La tecnica della realizzazione della scopa consisteva nell’intrecciare le lacinie della “scupata” lungo la corda-telaio tesa dalla cintura dei pantaloni dell’artigiano fino ad uno dei suoi piedi. Con l’espressione “antrizzari a scupa” si indica il processo
di manifattura vera e propria che consiste nel legare fortemente al filo teso, i “mazzuna”(gruppi di foglie di palma nana raccolti a gruppi di cinque-sei) e formare così i dieci dodici mazzetti da stringere e legare insieme in un unico fascio.
Ormai nessuno si cura più di raccogliere “a scupata”, foglie secche della
palma nana, per la realizzazione delle caratteristiche scope. Tanti ,di contro, quelli che arredano i propri giardini con la cosiddetta palma di San Pietro spesso sottratta alle zone di coltivazioni protette.
“U cannizzaru” si avvaleva, invece, della comune canna (arando donax) e di virgulti di olivastro, di melograno e di salice per realizzare oggetti d’uso quotidiano e domestico,ormai definitivamente scomparsi, per l’irrompere dei materiali in plastica. Ricordiamo le “cavagne” forme sottili coniche per
contenere la ricotta, il “cannizzu” silos per conservare il frumento, le “cruedda” contenitori per il trasporto di merci, il “panaru” cesto utilizzato per numerosi usi, e tante altre realizzazioni.
Rispetto alla numerosa gamma dei manufatti realizzati, ben pochi erano gli attrezzi utilizzati da questo artigiano. Si affidava alla perizia delle sue mani per piegare i listelli della canna con cui confezionava i citati oggetti, i graticci e
perfino girandole sonore per spaventare con il loro rumore gli uccelli e allontanarli dai campi coltivati.
La facile reperibilità della pianta molto diffusa nelle campagna degli
iblei e la grande versatilità di intreccio, documentata dagli oggetti possibili da realizzare, attestano il largo uso cui era destinata la canna comune nel mondo contadino.
Con essa venivano realizzati anche i tetti delle case, gli zufoli e i “ditali” che coprivano le dita della mano sinistra dei mietitori per evitare di ferirsi con la falce.

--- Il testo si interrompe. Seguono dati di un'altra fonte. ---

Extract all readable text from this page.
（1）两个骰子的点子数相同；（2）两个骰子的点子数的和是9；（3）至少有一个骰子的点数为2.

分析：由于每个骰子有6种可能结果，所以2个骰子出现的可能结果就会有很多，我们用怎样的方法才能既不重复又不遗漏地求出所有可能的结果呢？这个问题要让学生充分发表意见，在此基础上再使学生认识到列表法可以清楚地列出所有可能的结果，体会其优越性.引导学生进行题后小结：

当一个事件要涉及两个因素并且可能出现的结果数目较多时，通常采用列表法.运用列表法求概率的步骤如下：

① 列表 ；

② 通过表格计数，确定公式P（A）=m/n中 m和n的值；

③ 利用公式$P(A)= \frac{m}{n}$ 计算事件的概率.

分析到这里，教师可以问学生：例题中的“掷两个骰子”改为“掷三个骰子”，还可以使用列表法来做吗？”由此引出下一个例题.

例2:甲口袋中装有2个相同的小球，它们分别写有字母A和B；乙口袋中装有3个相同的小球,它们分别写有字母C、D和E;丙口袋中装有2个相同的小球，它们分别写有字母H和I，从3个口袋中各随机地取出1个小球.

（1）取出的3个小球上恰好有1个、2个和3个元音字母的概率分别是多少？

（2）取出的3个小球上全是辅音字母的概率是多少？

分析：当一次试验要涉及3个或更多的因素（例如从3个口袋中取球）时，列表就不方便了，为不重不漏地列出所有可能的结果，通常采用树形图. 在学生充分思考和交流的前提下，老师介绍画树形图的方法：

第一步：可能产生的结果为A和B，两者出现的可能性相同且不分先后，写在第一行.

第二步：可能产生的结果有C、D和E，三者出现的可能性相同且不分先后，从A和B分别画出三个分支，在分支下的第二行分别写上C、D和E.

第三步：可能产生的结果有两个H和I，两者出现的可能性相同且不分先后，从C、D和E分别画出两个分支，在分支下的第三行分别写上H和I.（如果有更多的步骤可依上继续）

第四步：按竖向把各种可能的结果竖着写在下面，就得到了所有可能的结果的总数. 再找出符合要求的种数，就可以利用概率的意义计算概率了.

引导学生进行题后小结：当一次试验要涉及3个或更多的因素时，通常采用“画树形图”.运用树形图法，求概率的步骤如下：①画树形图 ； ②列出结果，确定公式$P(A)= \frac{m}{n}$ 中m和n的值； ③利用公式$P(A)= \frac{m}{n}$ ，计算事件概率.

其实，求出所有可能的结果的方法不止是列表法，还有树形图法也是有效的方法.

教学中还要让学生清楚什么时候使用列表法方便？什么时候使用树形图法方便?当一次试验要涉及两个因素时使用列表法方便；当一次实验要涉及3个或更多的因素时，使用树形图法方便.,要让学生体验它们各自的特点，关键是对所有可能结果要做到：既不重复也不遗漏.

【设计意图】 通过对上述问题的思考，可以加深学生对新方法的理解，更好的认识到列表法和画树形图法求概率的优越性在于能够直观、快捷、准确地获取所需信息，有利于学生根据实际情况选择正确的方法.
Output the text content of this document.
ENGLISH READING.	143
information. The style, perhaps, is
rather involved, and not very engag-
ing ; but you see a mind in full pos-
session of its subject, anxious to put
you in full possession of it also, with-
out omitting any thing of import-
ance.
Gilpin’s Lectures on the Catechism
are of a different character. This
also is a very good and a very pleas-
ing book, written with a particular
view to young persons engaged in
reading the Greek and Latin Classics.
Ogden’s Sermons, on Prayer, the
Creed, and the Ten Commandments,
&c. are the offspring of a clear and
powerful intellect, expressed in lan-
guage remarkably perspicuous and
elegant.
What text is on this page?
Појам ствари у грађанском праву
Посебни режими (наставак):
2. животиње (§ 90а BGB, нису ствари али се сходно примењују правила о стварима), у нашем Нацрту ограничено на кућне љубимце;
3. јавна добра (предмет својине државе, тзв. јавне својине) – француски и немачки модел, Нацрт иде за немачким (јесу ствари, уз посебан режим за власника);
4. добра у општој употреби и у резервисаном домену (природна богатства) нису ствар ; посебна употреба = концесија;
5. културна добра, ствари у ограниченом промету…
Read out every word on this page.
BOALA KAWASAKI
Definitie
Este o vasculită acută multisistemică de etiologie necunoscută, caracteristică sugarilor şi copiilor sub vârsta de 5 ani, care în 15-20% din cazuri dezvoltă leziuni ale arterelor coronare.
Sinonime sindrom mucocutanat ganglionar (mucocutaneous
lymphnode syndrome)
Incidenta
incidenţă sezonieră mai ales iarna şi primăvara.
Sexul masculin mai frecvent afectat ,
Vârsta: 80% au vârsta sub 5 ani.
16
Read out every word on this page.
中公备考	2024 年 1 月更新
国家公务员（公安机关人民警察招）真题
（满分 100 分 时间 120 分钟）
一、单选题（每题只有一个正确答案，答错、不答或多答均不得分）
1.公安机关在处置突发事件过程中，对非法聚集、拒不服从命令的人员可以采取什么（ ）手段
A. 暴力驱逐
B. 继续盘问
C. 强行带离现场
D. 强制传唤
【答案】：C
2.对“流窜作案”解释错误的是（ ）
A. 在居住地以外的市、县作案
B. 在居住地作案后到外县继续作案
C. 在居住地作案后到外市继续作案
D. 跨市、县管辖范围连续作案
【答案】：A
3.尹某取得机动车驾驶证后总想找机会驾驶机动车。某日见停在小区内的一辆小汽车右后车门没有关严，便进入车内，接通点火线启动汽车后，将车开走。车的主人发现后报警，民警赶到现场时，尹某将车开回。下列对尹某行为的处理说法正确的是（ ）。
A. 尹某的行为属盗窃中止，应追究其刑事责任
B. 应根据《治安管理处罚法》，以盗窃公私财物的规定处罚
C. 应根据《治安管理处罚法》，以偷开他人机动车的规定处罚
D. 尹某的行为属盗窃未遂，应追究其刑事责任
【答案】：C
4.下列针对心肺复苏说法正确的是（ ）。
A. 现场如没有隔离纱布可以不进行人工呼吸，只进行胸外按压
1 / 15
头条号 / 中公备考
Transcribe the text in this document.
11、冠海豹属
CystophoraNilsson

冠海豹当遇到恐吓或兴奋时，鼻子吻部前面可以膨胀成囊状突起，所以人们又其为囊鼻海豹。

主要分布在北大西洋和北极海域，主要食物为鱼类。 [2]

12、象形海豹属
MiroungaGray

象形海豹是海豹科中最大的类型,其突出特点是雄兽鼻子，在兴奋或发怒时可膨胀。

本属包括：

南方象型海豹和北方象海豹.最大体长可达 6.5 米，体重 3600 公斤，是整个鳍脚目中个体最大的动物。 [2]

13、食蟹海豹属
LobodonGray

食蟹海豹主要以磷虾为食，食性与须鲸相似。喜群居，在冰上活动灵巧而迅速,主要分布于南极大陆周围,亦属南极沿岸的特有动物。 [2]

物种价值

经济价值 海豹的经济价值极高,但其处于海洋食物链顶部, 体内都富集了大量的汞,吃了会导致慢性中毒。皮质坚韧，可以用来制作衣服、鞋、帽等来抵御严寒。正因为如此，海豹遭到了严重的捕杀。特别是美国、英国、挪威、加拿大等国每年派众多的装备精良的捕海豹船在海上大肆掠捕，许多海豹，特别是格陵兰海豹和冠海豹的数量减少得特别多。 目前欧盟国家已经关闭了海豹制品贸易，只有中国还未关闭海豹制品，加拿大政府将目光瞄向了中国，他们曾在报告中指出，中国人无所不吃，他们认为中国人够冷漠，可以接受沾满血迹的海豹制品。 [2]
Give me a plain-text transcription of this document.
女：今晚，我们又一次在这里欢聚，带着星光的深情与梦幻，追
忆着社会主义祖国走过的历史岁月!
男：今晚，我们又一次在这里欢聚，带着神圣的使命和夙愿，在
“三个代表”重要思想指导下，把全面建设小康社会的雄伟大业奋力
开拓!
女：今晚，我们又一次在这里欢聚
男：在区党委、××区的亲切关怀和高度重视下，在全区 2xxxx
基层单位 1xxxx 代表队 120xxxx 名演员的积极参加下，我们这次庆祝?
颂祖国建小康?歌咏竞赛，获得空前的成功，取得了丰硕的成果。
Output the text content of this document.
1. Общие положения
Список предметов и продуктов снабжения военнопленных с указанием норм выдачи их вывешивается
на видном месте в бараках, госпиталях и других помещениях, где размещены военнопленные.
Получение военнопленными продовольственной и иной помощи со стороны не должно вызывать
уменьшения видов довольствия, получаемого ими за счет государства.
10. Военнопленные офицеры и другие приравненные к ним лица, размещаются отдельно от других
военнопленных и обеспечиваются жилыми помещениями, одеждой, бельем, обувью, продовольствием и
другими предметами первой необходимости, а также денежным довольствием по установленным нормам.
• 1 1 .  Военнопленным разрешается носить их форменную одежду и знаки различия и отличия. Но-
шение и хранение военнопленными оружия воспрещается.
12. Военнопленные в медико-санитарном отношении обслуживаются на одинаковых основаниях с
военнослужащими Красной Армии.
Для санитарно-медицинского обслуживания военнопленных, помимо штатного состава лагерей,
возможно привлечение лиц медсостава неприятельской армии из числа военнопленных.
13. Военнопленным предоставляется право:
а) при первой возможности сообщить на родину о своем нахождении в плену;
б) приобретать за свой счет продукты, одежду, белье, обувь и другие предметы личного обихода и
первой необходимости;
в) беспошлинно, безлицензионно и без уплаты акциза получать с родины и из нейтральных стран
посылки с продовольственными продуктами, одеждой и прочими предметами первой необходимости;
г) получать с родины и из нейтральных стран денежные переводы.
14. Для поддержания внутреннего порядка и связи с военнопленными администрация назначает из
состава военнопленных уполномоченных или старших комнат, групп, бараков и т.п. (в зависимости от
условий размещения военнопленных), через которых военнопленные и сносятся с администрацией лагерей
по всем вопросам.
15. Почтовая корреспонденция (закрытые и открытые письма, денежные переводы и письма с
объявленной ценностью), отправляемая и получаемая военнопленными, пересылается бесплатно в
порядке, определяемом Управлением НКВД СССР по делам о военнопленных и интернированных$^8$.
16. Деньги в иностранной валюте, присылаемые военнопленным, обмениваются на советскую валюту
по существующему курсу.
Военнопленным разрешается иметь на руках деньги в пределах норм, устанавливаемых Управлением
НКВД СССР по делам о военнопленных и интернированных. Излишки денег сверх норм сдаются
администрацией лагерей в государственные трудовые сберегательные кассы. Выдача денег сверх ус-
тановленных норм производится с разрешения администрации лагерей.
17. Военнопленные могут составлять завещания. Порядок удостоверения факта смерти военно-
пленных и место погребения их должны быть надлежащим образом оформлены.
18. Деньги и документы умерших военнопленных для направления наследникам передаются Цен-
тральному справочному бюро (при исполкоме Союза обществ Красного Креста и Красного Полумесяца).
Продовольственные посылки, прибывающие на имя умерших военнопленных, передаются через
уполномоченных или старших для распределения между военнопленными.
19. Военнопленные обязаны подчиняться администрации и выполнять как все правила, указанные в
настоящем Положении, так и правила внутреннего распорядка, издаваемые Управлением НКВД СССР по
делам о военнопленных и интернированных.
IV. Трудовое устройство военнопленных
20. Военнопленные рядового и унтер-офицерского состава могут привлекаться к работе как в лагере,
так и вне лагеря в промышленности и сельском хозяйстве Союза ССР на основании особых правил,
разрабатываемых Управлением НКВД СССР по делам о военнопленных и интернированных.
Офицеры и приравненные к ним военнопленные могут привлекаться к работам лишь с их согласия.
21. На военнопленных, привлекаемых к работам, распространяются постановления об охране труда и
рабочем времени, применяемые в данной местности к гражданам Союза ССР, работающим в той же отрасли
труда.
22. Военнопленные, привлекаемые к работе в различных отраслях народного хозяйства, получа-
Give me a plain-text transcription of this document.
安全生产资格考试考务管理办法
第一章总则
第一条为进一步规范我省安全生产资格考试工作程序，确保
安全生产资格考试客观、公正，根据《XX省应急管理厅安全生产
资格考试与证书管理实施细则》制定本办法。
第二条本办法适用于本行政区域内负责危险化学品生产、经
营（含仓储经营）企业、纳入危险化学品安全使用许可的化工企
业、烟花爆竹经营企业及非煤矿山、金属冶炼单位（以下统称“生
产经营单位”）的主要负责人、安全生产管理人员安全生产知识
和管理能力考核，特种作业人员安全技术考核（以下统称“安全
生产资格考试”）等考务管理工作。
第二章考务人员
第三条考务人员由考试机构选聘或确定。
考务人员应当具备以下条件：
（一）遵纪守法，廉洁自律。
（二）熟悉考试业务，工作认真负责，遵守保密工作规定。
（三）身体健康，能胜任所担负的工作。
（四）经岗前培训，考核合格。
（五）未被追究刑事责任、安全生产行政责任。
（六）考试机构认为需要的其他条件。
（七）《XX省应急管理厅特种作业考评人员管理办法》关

Strumenti del cannizzaru erano: il “ciaccaturi”, attrezzo in ferro e legno per tagliare longitudinalmente in
due strisce gli steli di canna; la “ cruci di lingu”, costituita da due rametti lignei riuniti a croce, utilizzata per ottenere da uno stesso stelo quattro stecche corrispondenti e poi roncole, falci, succhielli e mazze di legno.
E a proposito di questi pazienti tessitori dell’identità collettiva che interrarono, nei pendii collinari, semi di civiltà vogliamo chiudere questa nostra riflessione sempre con le parole di Gesualdo Bufalino “ Una
civiltà è specialmente la ricchezza dei suoi mestieri. Ognuno dei quali nella propria cellula chiusa s’inventa mimiche, abbigliamenti, linguaggi, contegni, aneddoti di commozioni o di scherzo, una pedagogia,una morale. Queste erano le botteghe sino a poco tempo fa coaguli di cultura sufficienti a se stessi, regni dove il re si chiamava “mastru”, e cioè maestro di martello, d’ascia, di trincetto, di tornio…”.